In the case of writing new distribution in pymc3, I’m trying to write a defined distribution in the program to compare its result with pymc3 itself (in this way, I can extend the strategy to undefined distributions). For this approach, my choice was exponential distribution and my code is:
Blockquote
import theano.tensor as tt
def expo(lam):
def logp(x):
return tt.log(lam) -lam*x
return logp
with pm.Model():
s = pm.Uniform(‘s’,0,10)
obs = pm.DensityDist(‘obs’,expo(s),observed = 3)
trace = pm.sample(20000)
with pm.Model():
s1 = pm.Uniform(‘s1’,0,10)
obs1 = pm.Exponential(‘obs1’,lam = s1,observed = 3)
trace1 = pm.sample(20000)
sns.distplot(trace[‘s’])
sns.distplot(trace1[‘s1’])
plt.legend([‘khodam’,‘py’])
plt.show()
when I run this code, suddenly my kernel dies!! with this message on the display: ‘The kernel appears to have died.
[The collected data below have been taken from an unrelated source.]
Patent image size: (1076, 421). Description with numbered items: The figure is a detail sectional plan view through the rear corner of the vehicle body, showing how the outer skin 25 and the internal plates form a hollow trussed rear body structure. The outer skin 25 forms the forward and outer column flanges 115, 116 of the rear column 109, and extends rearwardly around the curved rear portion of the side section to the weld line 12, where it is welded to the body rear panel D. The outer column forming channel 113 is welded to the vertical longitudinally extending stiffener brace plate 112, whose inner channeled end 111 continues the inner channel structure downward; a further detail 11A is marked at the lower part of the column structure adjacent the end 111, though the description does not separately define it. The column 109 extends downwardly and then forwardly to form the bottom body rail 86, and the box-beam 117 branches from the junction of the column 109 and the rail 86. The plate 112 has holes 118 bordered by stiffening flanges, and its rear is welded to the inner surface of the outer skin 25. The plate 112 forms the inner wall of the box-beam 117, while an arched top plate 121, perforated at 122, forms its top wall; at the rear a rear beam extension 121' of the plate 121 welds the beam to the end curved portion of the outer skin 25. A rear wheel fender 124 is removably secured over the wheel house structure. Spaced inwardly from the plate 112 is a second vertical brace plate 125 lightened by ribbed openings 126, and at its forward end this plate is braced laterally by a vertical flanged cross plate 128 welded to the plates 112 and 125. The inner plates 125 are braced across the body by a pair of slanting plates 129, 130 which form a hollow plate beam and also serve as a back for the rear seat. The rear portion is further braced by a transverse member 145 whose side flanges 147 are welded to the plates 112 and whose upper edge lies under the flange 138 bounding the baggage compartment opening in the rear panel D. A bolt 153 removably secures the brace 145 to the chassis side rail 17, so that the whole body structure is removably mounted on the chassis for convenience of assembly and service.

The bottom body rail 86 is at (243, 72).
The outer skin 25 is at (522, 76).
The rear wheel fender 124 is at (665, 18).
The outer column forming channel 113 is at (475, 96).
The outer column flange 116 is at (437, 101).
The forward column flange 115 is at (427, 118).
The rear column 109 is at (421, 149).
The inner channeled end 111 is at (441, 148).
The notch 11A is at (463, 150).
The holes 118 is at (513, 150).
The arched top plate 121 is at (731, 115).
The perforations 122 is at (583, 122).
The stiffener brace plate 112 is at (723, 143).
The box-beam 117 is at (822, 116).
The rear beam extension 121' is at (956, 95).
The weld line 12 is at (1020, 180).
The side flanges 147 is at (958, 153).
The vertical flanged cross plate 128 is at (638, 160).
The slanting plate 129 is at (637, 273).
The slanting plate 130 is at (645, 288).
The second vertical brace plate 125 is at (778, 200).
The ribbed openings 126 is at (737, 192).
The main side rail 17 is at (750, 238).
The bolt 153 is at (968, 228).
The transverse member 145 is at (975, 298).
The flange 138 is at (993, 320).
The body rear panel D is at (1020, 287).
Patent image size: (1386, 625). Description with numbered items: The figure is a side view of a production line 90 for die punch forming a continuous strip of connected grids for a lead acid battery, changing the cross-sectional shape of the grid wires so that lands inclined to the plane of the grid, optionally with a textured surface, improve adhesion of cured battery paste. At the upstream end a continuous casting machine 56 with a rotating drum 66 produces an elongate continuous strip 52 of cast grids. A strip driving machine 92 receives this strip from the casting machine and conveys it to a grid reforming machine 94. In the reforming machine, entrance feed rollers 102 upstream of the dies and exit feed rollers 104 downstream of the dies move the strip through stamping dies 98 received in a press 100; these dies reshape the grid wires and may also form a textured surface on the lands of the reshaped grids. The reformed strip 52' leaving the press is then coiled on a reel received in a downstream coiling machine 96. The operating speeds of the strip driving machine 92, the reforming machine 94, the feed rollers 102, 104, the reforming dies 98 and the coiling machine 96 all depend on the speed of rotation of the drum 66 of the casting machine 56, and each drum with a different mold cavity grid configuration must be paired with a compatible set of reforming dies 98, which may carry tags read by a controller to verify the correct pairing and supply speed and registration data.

It will restart automatically’. Would you please help me to solve this?!
Thank you
1 Like
Are you on Windows? There are common issues with parallel sampling on Windows that could be behind the kernel dying. You can try setting cores = 1
in pm.sample
and see it solves it.
2 Likes
yes, my OS is windows and (again) yess it worked!.. thank you
Could you tell me what is the role of ‘cores’ in the code?? why should I give 1 to this value?
1 Like
Cores means how many cpu cores will be used for sampling. By default this is 4, meaning PyMC3 will sample 4 chains in parallel. Unfortunately, this often fails on Windows. If you set it cores to 1, PyMC3 will still sample 4 chains, but one at a time.
2 Likes
Hi, I’m facing this same error with a code I was previously able to run before.
Setting up the cores=1
didn’t solve the problem
Im’ using Ubuntu in an virtual box in WIndows
Are you running in a jupyter notebook? If so, you might consider running it as an executable script from the command line as there are often more informative error messages that way. Otherwise, you can try to provide a short example of code that reproduces the error.